Toute la composition décorative relève d’une organisation architecturale en miniature : des colonnes soutiennent, sur les côtés, des séries d’arcatures encadrant des bouquets de fleurs et les médaillons qui scandent les quatre pans du couvercle taluté sont repris directement des décors de pierres dures ornant les murs des bâtiments impériaux. On les retrouve également dans les arts du livre de la période. Cette œuvre illustre ainsi l’application d’un style unifié, voulu par les empereurs, sur les objets mobiliers comme sur leurs constructions.

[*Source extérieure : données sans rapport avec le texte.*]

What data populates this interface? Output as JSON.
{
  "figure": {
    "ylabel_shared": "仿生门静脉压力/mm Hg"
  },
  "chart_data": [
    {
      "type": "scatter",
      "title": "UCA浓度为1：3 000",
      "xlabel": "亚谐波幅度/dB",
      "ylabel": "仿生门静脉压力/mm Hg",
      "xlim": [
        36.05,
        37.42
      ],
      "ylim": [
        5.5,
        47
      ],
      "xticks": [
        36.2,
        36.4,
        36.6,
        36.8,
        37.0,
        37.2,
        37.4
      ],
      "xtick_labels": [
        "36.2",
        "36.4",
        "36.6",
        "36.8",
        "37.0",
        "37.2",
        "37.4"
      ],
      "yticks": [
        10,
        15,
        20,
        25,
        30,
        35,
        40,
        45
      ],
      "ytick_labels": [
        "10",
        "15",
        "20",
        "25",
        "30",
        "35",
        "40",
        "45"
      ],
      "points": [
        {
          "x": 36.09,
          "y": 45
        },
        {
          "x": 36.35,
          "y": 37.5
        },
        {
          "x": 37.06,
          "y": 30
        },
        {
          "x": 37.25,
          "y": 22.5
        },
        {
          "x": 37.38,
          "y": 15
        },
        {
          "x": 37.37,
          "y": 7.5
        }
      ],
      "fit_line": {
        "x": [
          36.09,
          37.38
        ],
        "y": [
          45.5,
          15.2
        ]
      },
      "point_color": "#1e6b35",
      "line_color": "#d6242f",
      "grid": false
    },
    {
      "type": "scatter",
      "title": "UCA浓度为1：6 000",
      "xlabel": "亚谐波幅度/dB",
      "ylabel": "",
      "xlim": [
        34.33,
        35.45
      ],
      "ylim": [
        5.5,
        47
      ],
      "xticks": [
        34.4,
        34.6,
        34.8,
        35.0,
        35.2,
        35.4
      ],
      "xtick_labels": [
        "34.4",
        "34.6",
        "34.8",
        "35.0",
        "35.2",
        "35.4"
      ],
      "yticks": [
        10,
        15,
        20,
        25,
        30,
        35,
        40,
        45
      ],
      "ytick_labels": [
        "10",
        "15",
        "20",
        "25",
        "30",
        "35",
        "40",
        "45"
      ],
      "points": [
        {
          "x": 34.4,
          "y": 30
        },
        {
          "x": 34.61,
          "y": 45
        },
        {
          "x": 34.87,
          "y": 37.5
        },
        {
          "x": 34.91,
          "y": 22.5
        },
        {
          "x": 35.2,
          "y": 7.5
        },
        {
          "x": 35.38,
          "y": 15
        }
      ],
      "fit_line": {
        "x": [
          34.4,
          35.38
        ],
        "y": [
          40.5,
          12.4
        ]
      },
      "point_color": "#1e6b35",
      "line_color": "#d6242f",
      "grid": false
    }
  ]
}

- S. MAKARIOU (dir.), Les Arts de l’Islam au musée du Louvre, Paris, 2012.
- A. CAUBET (dir.), Ivoires, de l’Orient ancien aux temps modernes, cat. exp. , Musée du Louvre, Paris, 2004
- E. KÜHNEL, Die islamischen Elfenbeinskulturen, VIII.-XIII. Jahrhundert, Berlin, 1971.
- Journal of the David Collection, The Ivories of Muslim Spain, 2 vol., Copenhague, 2003.
- J. BLOOM et S. BLAIR, « Ivory », in The Grove encyclopedia of Islamic art and architecture, Oxford, 2009, p. 331-6.